Non è una modifica dei viaggi per lavoro o studio a lungo termine, per queste finalità restano prioritari i canali tradizionali.
Il decreto esenta dall’obbligo del visto 1,4 miliardi di persone con effetto immediato.
La decisione di Mosca arriva poche settimane dopo che Pechino aveva avviato una politica analoga: anche i cittadini russi possono da settembre 2025 entrare in Cina senza visto per brevi soggiorni.
Un boom di prenotazioni
Secondo fonti cinesi, nelle ore che hanno seguito l’annuncio le ricerche di voli verso la Russia su piattaforme come Fliggy sono schizzate a +800% rispetto al giorno precedente, con prenotazioni quasi 5 volte superiori.
Anche le prenotazioni alberghiere per dicembre hanno registrato un +50% su base annua, e alcune città russe, per esempio Mosca e Vladivostok, segnalano un aumento significativo degli arrivi.

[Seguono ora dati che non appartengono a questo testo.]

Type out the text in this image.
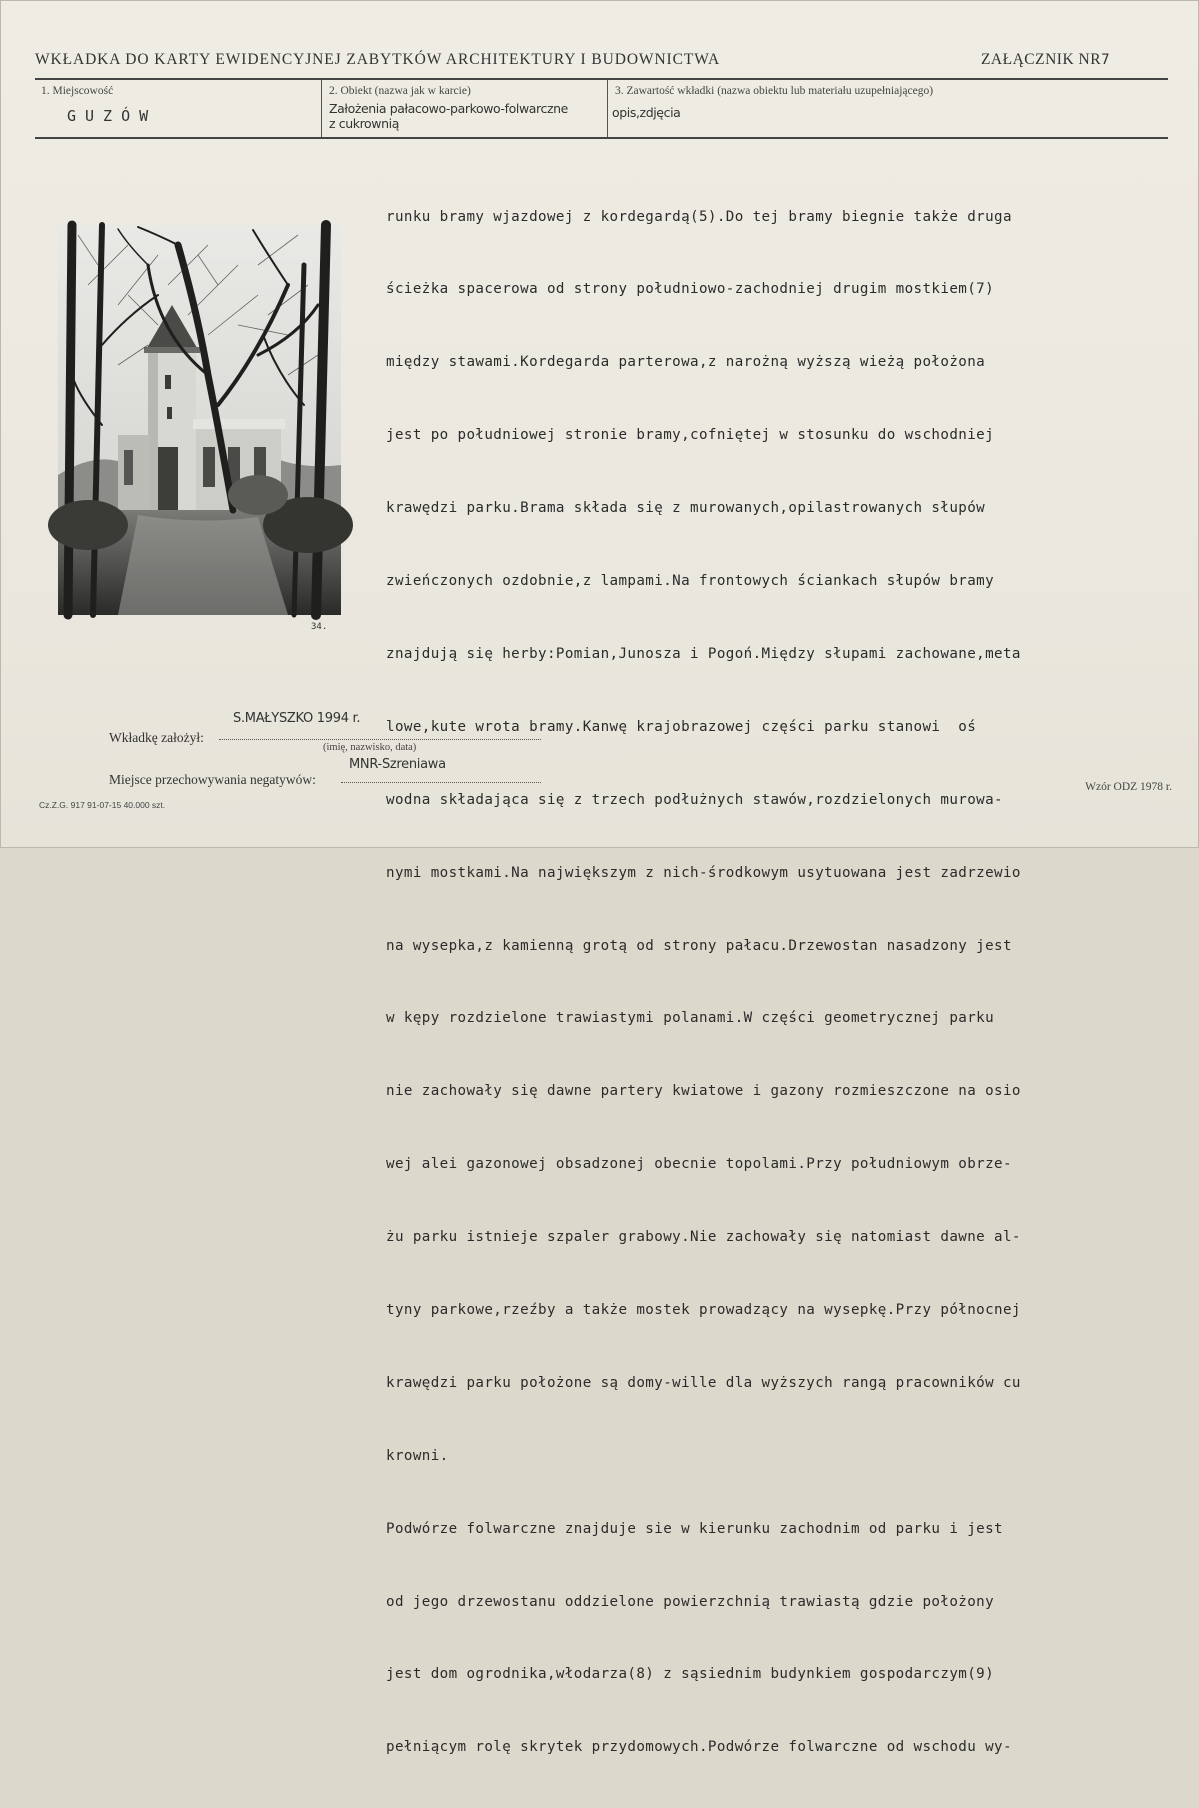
WKŁADKA DO KARTY EWIDENCYJNEJ ZABYTKÓW ARCHITEKTURY I BUDOWNICTWA	ZAŁĄCZNIK NR7
1. Miejscowość
GUZÓW
2. Obiekt (nazwa jak w karcie)
Założenia pałacowo-parkowo-folwarczne
z cukrownią
3. Zawartość wkładki (nazwa obiektu lub materiału uzupełniającego)
opis,zdjęcia
34.

runku bramy wjazdowej z kordegardą(5).Do tej bramy biegnie także druga

ścieżka spacerowa od strony południowo-zachodniej drugim mostkiem(7)

między stawami.Kordegarda parterowa,z narożną wyższą wieżą położona

jest po południowej stronie bramy,cofniętej w stosunku do wschodniej

krawędzi parku.Brama składa się z murowanych,opilastrowanych słupów

zwieńczonych ozdobnie,z lampami.Na frontowych ściankach słupów bramy

znajdują się herby:Pomian,Junosza i Pogoń.Między słupami zachowane,meta

lowe,kute wrota bramy.Kanwę krajobrazowej części parku stanowi  oś

wodna składająca się z trzech podłużnych stawów,rozdzielonych murowa-

nymi mostkami.Na największym z nich-środkowym usytuowana jest zadrzewio

na wysepka,z kamienną grotą od strony pałacu.Drzewostan nasadzony jest

w kępy rozdzielone trawiastymi polanami.W części geometrycznej parku

nie zachowały się dawne partery kwiatowe i gazony rozmieszczone na osio

wej alei gazonowej obsadzonej obecnie topolami.Przy południowym obrze-

żu parku istnieje szpaler grabowy.Nie zachowały się natomiast dawne al-

tyny parkowe,rzeźby a także mostek prowadzący na wysepkę.Przy północnej

krawędzi parku położone są domy-wille dla wyższych rangą pracowników cu

krowni.

Podwórze folwarczne znajduje sie w kierunku zachodnim od parku i jest

od jego drzewostanu oddzielone powierzchnią trawiastą gdzie położony

jest dom ogrodnika,włodarza(8) z sąsiednim budynkiem gospodarczym(9)

pełniącym rolę skrytek przydomowych.Podwórze folwarczne od wschodu wy-

S.MAŁYSZKO 1994 r.
Wkładkę założył:
(imię, nazwisko, data)
MNR-Szreniawa
Miejsce przechowywania negatywów:
Cz.Z.G. 917 91-07-15 40.000 szt.
Wzór ODZ 1978 r.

Questi numeri non sono semplici cifre turistiche: sono il segno che la “domanda” reagisce immediatamente quando si abbassano le barriere.
Non è solo turismo: è geopolitica, è strategia
Dietro a questo decreto non c’è solo l’intenzione di facilitare viaggi e affari ma di ridefinire equilibri.
- Ridisegno delle rotte migratorie e turistiche: dopo il crollo degli arrivi occidentali in Russia dal 2022, la mossa mira a sostituire quel flusso con un mercato potenzialmente molto più ampio.
- Integrazione economica e infrastrutturale: flussi monetari, investimenti, domanda di logistica, immobili e servizi si preparano a espandersi dove le sanzioni occidentali hanno creato vuoti.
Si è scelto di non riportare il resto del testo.